La profesora agredió verbalmente a mi compañera, exclamando que nunca iba a
llegar a nada, que “no iba a ser nadie” por su pésima conducta. La manera en que
había sido tratada, le generó angustia, entonces, sin mediar más palabras, la
profesora le pidió que se retirara.
Esto trajo como consecuencia la deserción escolar. Mi compañera desde ese día no
volvió a asistir a la escuela. Este incidente me marcó a nivel personal, y lo recuerdo
cada vez que ocurre un suceso similar. Yo conocía la situación familiar de mi
compañera; tenía una familia disfuncional, su madre era adicta, y tuvo que hacerse
responsable tanto de sí misma como del cuidado de su madre, de ocuparse de los
quehaceres del hogar, y demás tareas que normalmente los adolescentes no
estamos acostumbrados a realizar. Debido al contexto particular en el que vivía, fue
obligada a madurar tempranamente.
Dicho vínculo no solo implica enseñar o guiar a los alumnos en sus procesos de
aprendizaje, sino que también contribuye al fortalecimiento de las aptitudes
personales.

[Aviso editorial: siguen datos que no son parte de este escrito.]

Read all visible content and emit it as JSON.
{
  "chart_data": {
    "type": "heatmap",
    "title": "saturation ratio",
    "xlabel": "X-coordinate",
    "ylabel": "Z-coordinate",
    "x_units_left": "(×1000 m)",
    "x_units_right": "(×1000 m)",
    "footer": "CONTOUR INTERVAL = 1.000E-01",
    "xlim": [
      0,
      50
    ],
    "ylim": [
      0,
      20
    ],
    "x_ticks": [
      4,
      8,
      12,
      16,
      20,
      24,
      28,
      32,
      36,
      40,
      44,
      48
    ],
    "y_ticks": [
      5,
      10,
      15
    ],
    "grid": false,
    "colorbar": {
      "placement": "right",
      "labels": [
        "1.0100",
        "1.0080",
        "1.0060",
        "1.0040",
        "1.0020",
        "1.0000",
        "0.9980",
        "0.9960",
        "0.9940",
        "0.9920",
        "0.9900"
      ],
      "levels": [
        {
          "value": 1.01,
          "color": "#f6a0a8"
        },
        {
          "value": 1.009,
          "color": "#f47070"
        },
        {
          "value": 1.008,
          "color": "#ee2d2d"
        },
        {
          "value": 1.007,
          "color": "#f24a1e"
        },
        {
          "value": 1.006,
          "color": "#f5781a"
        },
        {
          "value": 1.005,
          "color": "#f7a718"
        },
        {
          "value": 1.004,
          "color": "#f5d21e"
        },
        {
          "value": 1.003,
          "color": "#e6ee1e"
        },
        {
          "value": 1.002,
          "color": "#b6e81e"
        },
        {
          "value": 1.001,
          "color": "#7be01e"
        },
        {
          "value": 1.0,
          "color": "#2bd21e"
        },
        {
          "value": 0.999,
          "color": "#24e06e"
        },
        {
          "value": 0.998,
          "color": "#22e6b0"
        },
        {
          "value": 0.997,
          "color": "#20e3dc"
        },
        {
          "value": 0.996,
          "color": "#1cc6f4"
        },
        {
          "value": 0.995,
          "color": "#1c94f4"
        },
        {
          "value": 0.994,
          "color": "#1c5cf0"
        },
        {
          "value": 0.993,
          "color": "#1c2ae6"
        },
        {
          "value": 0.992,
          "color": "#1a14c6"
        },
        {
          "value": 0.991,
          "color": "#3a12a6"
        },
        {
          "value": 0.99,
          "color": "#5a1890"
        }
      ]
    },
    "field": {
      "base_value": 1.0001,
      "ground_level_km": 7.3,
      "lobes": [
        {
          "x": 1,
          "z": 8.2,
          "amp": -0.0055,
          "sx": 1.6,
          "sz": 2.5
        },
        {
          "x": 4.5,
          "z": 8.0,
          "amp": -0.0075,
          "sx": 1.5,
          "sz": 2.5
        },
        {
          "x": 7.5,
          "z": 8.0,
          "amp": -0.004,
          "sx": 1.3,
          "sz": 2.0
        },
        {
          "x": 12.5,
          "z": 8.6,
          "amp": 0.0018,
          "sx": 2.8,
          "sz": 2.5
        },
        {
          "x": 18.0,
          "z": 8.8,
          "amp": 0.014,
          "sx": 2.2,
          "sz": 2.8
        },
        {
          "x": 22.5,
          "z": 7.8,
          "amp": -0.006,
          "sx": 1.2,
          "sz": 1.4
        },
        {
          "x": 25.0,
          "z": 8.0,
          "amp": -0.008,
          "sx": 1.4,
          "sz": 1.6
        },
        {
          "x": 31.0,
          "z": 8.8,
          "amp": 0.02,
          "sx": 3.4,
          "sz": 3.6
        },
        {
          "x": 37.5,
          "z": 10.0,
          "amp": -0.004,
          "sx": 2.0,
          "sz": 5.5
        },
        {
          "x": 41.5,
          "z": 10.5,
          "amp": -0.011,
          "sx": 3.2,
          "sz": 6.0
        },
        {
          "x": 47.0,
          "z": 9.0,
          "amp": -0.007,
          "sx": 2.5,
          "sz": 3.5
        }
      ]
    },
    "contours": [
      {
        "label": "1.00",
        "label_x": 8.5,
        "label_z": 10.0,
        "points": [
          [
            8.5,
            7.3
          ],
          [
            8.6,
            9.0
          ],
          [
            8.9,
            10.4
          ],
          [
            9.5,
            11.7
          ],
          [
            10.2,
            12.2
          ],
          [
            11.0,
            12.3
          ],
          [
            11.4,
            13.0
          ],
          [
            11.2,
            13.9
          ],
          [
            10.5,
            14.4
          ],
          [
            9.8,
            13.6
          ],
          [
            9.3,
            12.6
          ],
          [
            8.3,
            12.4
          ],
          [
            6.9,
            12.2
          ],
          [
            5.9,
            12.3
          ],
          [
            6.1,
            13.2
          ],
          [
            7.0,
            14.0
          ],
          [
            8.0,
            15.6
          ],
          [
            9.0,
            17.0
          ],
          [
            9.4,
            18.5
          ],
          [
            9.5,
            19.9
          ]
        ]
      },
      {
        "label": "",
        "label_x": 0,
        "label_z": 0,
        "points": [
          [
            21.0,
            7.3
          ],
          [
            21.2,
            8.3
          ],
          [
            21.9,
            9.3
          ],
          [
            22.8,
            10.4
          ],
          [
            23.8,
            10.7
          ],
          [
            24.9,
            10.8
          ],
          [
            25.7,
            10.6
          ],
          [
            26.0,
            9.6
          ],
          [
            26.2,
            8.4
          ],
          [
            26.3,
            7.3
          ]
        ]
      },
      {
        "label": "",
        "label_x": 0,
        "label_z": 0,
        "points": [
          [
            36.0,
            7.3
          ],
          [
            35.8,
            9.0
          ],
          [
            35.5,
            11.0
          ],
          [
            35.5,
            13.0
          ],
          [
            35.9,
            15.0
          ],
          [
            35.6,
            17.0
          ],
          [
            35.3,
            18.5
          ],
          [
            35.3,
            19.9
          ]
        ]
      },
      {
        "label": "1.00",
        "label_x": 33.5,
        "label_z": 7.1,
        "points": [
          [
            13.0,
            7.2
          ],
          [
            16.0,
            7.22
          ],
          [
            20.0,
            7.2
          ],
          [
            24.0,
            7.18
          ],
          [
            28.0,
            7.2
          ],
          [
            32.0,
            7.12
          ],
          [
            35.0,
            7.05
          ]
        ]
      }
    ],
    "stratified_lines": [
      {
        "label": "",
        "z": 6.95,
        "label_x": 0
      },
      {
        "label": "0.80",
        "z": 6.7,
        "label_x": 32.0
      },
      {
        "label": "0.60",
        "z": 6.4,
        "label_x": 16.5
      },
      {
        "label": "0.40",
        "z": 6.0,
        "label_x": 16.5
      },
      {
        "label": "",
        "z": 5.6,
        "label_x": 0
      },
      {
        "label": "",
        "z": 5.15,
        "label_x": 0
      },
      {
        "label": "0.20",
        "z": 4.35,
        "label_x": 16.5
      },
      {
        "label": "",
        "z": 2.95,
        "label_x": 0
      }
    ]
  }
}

Es decir, que la importancia de la relación docente-alumno, va mucho
más allá de un vínculo educativo; debido a que para el alumnado habitualmente esa
relación no se ve limitada solo a lo académico, también es afectiva. El
comportamiento, actitud y expresiones utilizadas por un docente pueden impactar
significativamente a su alumno por años e incluso para toda su vida.